5/10
Overwrought about nothing much
15 September 2017
We are used to family-problem plays, but this movie works up a problem where it seems none exists. Sisters Margaret Leighton and Celia Johnson (supposed to be 31 but really 44 and looking it) each have secrets they keep from their father, minister Ralph Richardson, because they are sure he wouldn't understand.

Yet, from what we see, this is utterly ridiculous. Leighton says people are individuals, not types. Yet she (and her brother, a very young and rather dishy Denholm Elliott) keep shouting at the poor man that he can't be told the truth, not because, as she says, of "anything personal," but because he is a clergyman. But all clergymen are not alike. Indeed, Richardson never is shown to be anything but an old sweetie, very mild-mannered, thoughtful, and self-deprecating.

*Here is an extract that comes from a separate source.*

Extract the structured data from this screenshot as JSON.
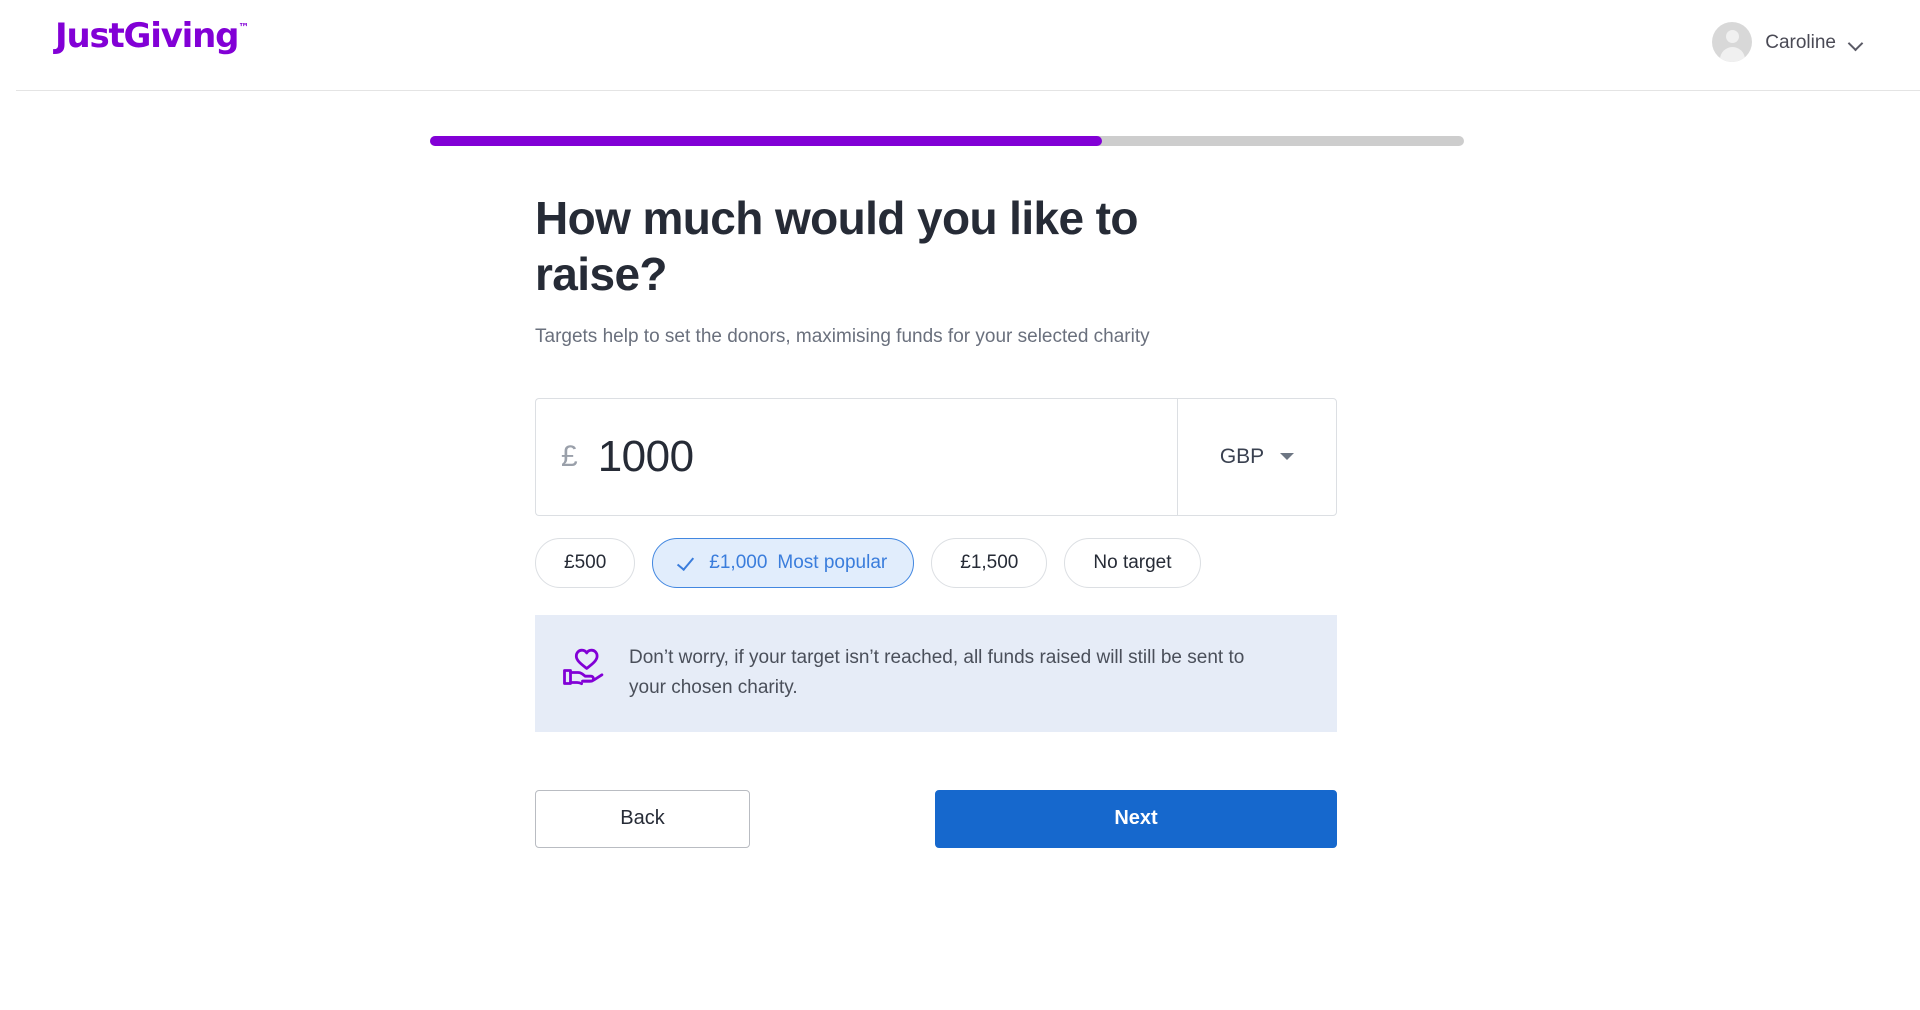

Then there is what we can conjecture. In more than twenty years, haven't the three of them had more than enough contact with their father to know that he is neither a rigid moralist nor a hypocrite? Why do they just characterise him as "a parson" rather than the father they know and love.

Not only is this very silly, but Celia Johnson's character is nothing like as sympathetic as it is intended. Her fiancé wants her to marry him and join him in South America, where he has to be for five years. Yet she firmly brushes off love, sex, children, and warm weather, saying that she must stay and look after daddy. And this a daddy who has nothing physically or mentally wrong with him and who plainly has the money to hire help. Not to mention that her mother has been dead barely six months--it shouldn't be long before all the unmarried women in the countryside will be batting their eyes at him!

Yet a story so contrived and false is presented as tremendously heartwarming. Leighton is, as usual, divine, and the carols were nice, but that's about it.